RE: [PATCH v3] bonding: force enable lacp port after link state recovery for 802.3ad

From: zhangsha (A)
Date: Wed Sep 18 2019 - 09:35:47 EST




> -----Original Message-----
> From: zhangsha (A)
> Sent: 2019年9月18日 21:06
> To: jay.vosburgh@xxxxxxxxxxxxx; vfalico@xxxxxxxxx; andy@xxxxxxxxxxxxx;
> davem@xxxxxxxxxxxxx; netdev@xxxxxxxxxxxxxxx; linux-kernel@xxxxxxxxxxxxxxx;
> yuehaibing <yuehaibing@xxxxxxxxxx>; hunongda <hunongda@xxxxxxxxxx>;
> Chenzhendong (alex) <alex.chen@xxxxxxxxxx>; zhangsha (A)
> <zhangsha.zhang@xxxxxxxxxx>
> Subject: [PATCH v3] bonding: force enable lacp port after link state recovery for
> 802.3ad
>
> From: Sha Zhang <zhangsha.zhang@xxxxxxxxxx>
>
> After the commit 334031219a84 ("bonding/802.3ad: fix slave link initialization
> transition states") merged, the slave's link status will be changed to
> BOND_LINK_FAIL from BOND_LINK_DOWN in the following scenario:
> - Driver reports loss of carrier and
> bonding driver receives NETDEV_DOWN notifier
> - slave's duplex and speed is zerod and
> its port->is_enabled is cleard to 'false';
> - Driver reports link recovery and
> bonding driver receives NETDEV_UP notifier;
> - If speed/duplex getting failed here, the link status
> will be changed to BOND_LINK_FAIL;
> - The MII monotor later recover the slave's speed/duplex
> and set link status to BOND_LINK_UP, but remains
> the 'port->is_enabled' to 'false'.
>
> In this scenario, the lacp port will not be enabled even its speed and duplex are
> valid.

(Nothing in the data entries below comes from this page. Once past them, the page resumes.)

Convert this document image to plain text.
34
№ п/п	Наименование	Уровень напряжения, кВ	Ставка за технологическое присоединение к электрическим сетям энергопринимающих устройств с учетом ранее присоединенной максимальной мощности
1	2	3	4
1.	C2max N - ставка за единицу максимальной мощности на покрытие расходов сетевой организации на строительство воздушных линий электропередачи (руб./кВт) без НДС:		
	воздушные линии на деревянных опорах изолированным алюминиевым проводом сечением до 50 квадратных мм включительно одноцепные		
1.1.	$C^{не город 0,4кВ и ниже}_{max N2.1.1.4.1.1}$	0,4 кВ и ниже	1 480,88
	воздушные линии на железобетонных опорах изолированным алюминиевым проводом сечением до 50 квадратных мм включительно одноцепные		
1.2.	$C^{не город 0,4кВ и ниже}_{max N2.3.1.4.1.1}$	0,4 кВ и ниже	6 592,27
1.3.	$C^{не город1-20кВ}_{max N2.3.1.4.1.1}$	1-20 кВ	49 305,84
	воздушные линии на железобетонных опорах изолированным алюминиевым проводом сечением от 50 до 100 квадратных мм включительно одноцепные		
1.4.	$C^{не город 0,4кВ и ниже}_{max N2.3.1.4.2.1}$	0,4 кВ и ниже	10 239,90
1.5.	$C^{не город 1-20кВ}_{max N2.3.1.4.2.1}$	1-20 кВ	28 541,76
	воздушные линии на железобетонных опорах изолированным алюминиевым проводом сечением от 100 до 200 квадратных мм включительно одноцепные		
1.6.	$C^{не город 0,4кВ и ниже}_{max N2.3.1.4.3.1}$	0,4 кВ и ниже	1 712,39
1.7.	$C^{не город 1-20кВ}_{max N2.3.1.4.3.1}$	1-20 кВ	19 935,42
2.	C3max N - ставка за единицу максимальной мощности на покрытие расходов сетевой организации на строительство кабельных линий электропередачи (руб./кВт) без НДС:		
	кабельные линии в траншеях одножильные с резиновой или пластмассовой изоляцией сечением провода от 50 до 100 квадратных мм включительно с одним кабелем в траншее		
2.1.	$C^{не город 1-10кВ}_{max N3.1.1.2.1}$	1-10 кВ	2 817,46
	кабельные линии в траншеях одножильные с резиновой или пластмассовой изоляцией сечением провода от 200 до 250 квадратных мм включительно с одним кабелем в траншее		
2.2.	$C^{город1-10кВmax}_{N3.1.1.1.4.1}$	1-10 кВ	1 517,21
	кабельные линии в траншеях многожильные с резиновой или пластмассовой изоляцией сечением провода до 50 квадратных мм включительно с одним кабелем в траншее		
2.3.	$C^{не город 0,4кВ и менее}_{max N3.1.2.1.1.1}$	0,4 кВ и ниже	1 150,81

The bond will not send LACPDU's, and its state is 'AD_STATE_DEFAULTED'
> forever. The simplest fix I think is to call bond_3ad_handle_link_change() in
> bond_miimon_commit, this function can enable lacp after port slave speed
> check.
> As enabled, the lacp port can run its state machine normally after link recovery.
>
> Signed-off-by: Sha Zhang <zhangsha.zhang@xxxxxxxxxx>
> ---
> drivers/net/bonding/bond_main.c | 3 ++-
> 1 file changed, 2 insertions(+), 1 deletion(-)
>
> diff --git a/drivers/net/bonding/bond_main.c
> b/drivers/net/bonding/bond_main.c index 931d9d9..76324a5 100644
> --- a/drivers/net/bonding/bond_main.c
> +++ b/drivers/net/bonding/bond_main.c
> @@ -2206,7 +2206,8 @@ static void bond_miimon_commit(struct bonding
> *bond)
> */
> if (BOND_MODE(bond) == BOND_MODE_8023AD &&
> slave->link == BOND_LINK_UP)
> -
> bond_3ad_adapter_speed_duplex_changed(slave);
> + bond_3ad_handle_link_change(slave,
> + BOND_LINK_UP);
> continue;
>
> case BOND_LINK_UP:

Hi, David,
I have replied your email for a while, I guess you may miss my email, so I resend it.
The following link address is the last email, please review the new one again, thank you.
https://patchwork.ozlabs.org/patch/1151915/

Last time, you doubted this is a driver specific problem,
I prefer to believe it's not because I find the commit 4d2c0cda,
its log says " Some NIC drivers don't have correct speed/duplex
settings at the time they send NETDEV_UP notification ...".

Anyway, I think the lacp status should be fixed correctly,
since link-monitoring (miimon) set SPEED/DUPLEX right here.

> --
> 1.8.3.1